In this podcast, Dr Sabine Dembkowski, Founder and Managing Partner, is joined by Colin Reed. Colin is the Chief Intelligence Officer of Clock&Cloud, a software start-up transforming how large enterprises manage geopolitical risk. Previously, Colin built Salesforce’s first-ever geopolitical risk management function, and before that, he was a senior intelligence analyst with the U.S. government. He has advised organisations of all types on how to translate geopolitical complexity into actionable insight. He brings a practitioner’s perspective on how boards and leadership teams can get ahead of their competitors by better managing risk and opportunity in our turbulent world.
“Most of the business leaders we have today have had their entire careers in an unusual period of history.“
As Colin looks across history, he notes that the post-Cold War period was an unusually stable business climate. This led boards and C-suites to treat geopolitics as something governments must manage rather than their own business priority. However, as history reverts to its tumultuous norms, corporations must step back into taking an active approach to geopolitical risks.
“There’s nothing unavoidable about geopolitical risk. It very often telegraphs its approach.”
Colin feels boards needn’t be surprised by geopolitical risk. Thanks to modern systems, it is easier than ever to model how risks can impact operations and the bottom line. Boards have learned to map and mitigate financial and cyber risks. They can learn to do the same with geopolitics, especially now that the tools exist to model even very complex situations quantitatively.
“To me, geopolitics is akin to the weather. It never goes away, and try as you might, you’ll eventually have to go outside in it.”

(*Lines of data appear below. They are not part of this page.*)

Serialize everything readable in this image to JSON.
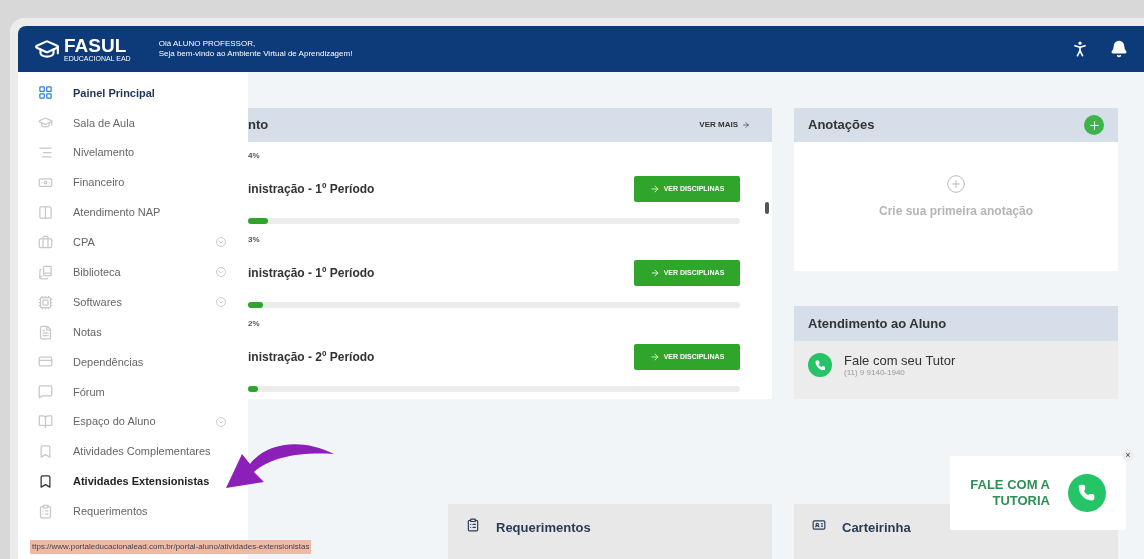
{
  "header": {
    "logo": "FASUL",
    "logo_sub": "EDUCACIONAL EAD",
    "greeting": "Olá ALUNO PROFESSOR,",
    "welcome": "Seja bem-vindo ao Ambiente Virtual de Aprendizagem!"
  },
  "sidebar": {
    "items": [
      {
        "label": "Painel Principal",
        "selected": true,
        "hovered": false,
        "expandable": false
      },
      {
        "label": "Sala de Aula",
        "selected": false,
        "hovered": false,
        "expandable": false
      },
      {
        "label": "Nivelamento",
        "selected": false,
        "hovered": false,
        "expandable": false
      },
      {
        "label": "Financeiro",
        "selected": false,
        "hovered": false,
        "expandable": false
      },
      {
        "label": "Atendimento NAP",
        "selected": false,
        "hovered": false,
        "expandable": false
      },
      {
        "label": "CPA",
        "selected": false,
        "hovered": false,
        "expandable": true
      },
      {
        "label": "Biblioteca",
        "selected": false,
        "hovered": false,
        "expandable": true
      },
      {
        "label": "Softwares",
        "selected": false,
        "hovered": false,
        "expandable": true
      },
      {
        "label": "Notas",
        "selected": false,
        "hovered": false,
        "expandable": false
      },
      {
        "label": "Dependências",
        "selected": false,
        "hovered": false,
        "expandable": false
      },
      {
        "label": "Fórum",
        "selected": false,
        "hovered": false,
        "expandable": false
      },
      {
        "label": "Espaço do Aluno",
        "selected": false,
        "hovered": false,
        "expandable": true
      },
      {
        "label": "Atividades Complementares",
        "selected": false,
        "hovered": false,
        "expandable": false
      },
      {
        "label": "Atividades Extensionistas",
        "selected": false,
        "hovered": true,
        "expandable": false
      },
      {
        "label": "Requerimentos",
        "selected": false,
        "hovered": false,
        "expandable": false
      }
    ]
  },
  "courses": {
    "title": "nto",
    "more": "VER MAIS",
    "items": [
      {
        "progress": "4%",
        "name": "inistração - 1º Período",
        "button": "VER DISCIPLINAS",
        "level": 0.04
      },
      {
        "progress": "3%",
        "name": "inistração - 1º Período",
        "button": "VER DISCIPLINAS",
        "level": 0.03
      },
      {
        "progress": "2%",
        "name": "inistração - 2º Período",
        "button": "VER DISCIPLINAS",
        "level": 0.02
      }
    ]
  },
  "notes": {
    "title": "Anotações",
    "empty": "Crie sua primeira anotação"
  },
  "support": {
    "title": "Atendimento ao Aluno",
    "contact": "Fale com seu Tutor",
    "phone": "(11) 9 9140-1940"
  },
  "bottom_cards": [
    {
      "title": "Requerimentos"
    },
    {
      "title": "Carteirinha"
    }
  ],
  "tutor_popup": {
    "text": "FALE COM A TUTORIA",
    "close": "×"
  },
  "status_url": "ttps://www.portaleducacionalead.com.br/portal-aluno/atividades-extensionistas"
}
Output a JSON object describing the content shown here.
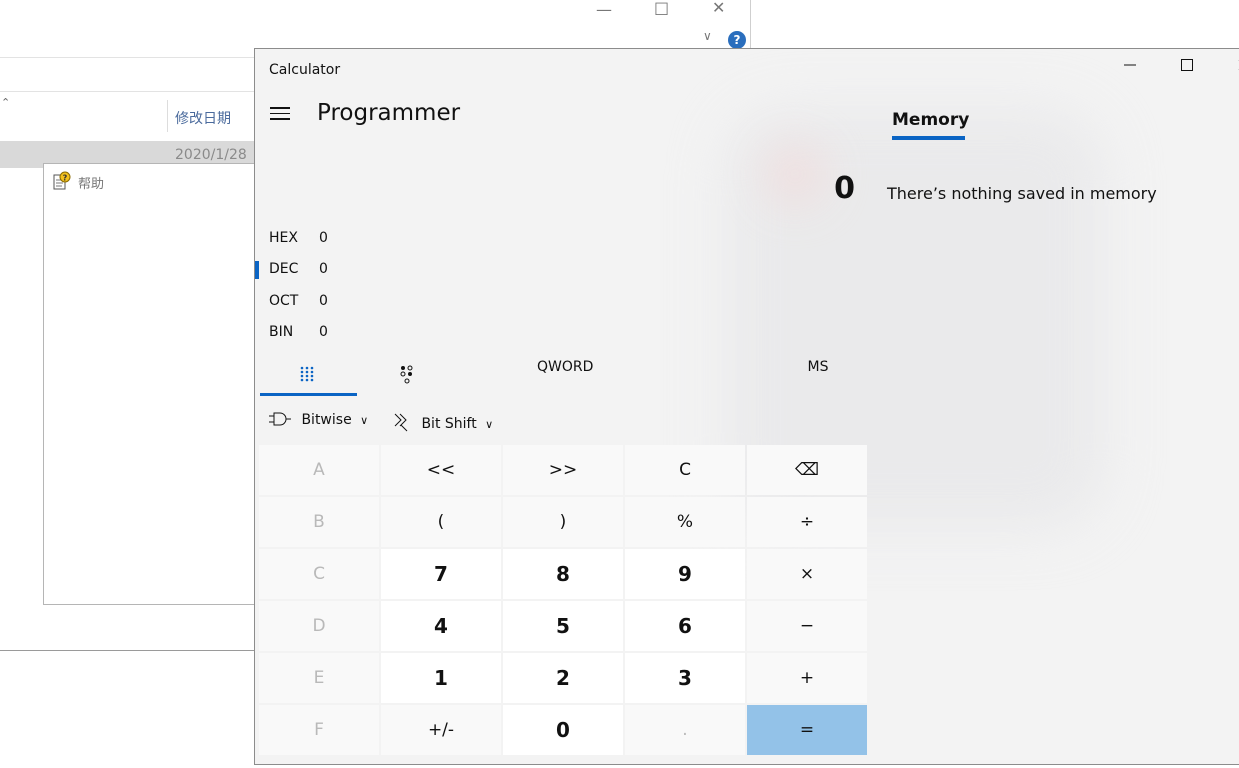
{
  "explorer": {
    "column_header": "修改日期",
    "row_date": "2020/1/28",
    "help_badge": "?"
  },
  "help_dialog": {
    "label": "帮助"
  },
  "calculator": {
    "title": "Calculator",
    "mode": "Programmer",
    "display": "0",
    "memory": {
      "tab_label": "Memory",
      "empty_message": "There’s nothing saved in memory"
    },
    "radix": [
      {
        "name": "HEX",
        "value": "0"
      },
      {
        "name": "DEC",
        "value": "0",
        "selected": true
      },
      {
        "name": "OCT",
        "value": "0"
      },
      {
        "name": "BIN",
        "value": "0"
      }
    ],
    "tabs": {
      "word_size": "QWORD",
      "ms": "MS",
      "active": "full-keypad"
    },
    "bitwise": {
      "bitwise_label": "Bitwise",
      "bitshift_label": "Bit Shift"
    },
    "keys": [
      [
        "A",
        "<<",
        ">>",
        "C",
        "⌫"
      ],
      [
        "B",
        "(",
        ")",
        "%",
        "÷"
      ],
      [
        "C",
        "7",
        "8",
        "9",
        "×"
      ],
      [
        "D",
        "4",
        "5",
        "6",
        "−"
      ],
      [
        "E",
        "1",
        "2",
        "3",
        "+"
      ],
      [
        "F",
        "+/-",
        "0",
        ".",
        "="
      ]
    ],
    "accent_color": "#0a64c4",
    "equals_color": "#93c2e8"
  }
}
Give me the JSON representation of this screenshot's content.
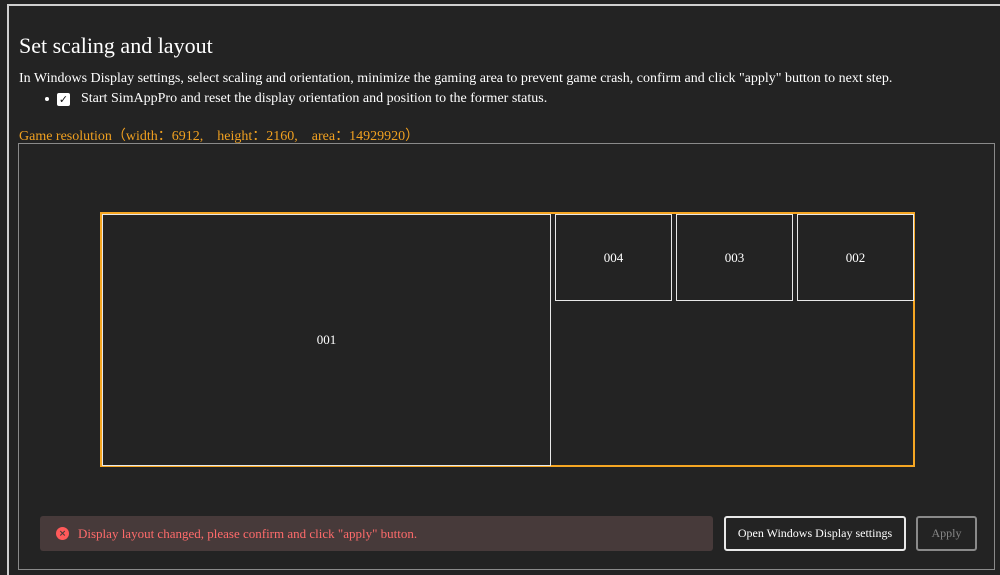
{
  "title": "Set scaling and layout",
  "description": "In Windows Display settings, select scaling and orientation, minimize the gaming area to prevent game crash, confirm and click \"apply\" button to next step.",
  "checkbox": {
    "label": "Start SimAppPro and reset the display orientation and position to the former status.",
    "checked": true,
    "glyph": "✓"
  },
  "resolution": "Game resolution（width：6912,　height：2160,　area：14929920）",
  "monitors": [
    {
      "label": "001"
    },
    {
      "label": "004"
    },
    {
      "label": "003"
    },
    {
      "label": "002"
    }
  ],
  "alert": {
    "icon": "error-icon",
    "glyph": "×",
    "text": "Display layout changed, please confirm and click \"apply\" button."
  },
  "buttons": {
    "open": "Open Windows Display settings",
    "apply": "Apply"
  },
  "colors": {
    "accent": "#f5a623",
    "error": "#ff6b6b"
  }
}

The best practices right now for closing the geopolitical risk gap are to stop treating geopolitics as ‘Act of God’ surprises and instead build a robust risk management framework around it. While there are many nuances to geopolitics, there are not so many that they can’t be mapped and modelled with the latest tools. Ideally, this is handled at the strategy level and should be forward-looking rather than backwards-looking or reactive.
“I don’t think it’s sufficient to rely on a single board member, or an external advisor, to manage this problem, because doing so builds a single point of failure into the system.”
Colin feels that boards of large companies do best when they internalise the understanding that everyone must be aware of the need to track and manage geopolitical risk. This is especially true for European boards, which face risks from more angles than American boards in the present environment. Identifying a C-suite-level champion for geopolitical risk to build alignment across operations and identify gaps, and then investing strategically in solutions, is a cost-effective approach to building resilience. Plus, with the new tools available, there is more that firms can do to close their gaps and mitigate known risks than ever before.
The three top takeaways from our conversation are:
- Geopolitics can be understood and managed, and the expertise to do so already exists if you know where to look inside and outside your organisation.
- Proactive engagement on geopolitics isn’t new. What’s happening now is a return to historical norms.
- Quantitative metrics and modelling systems are about to revolutionise this field.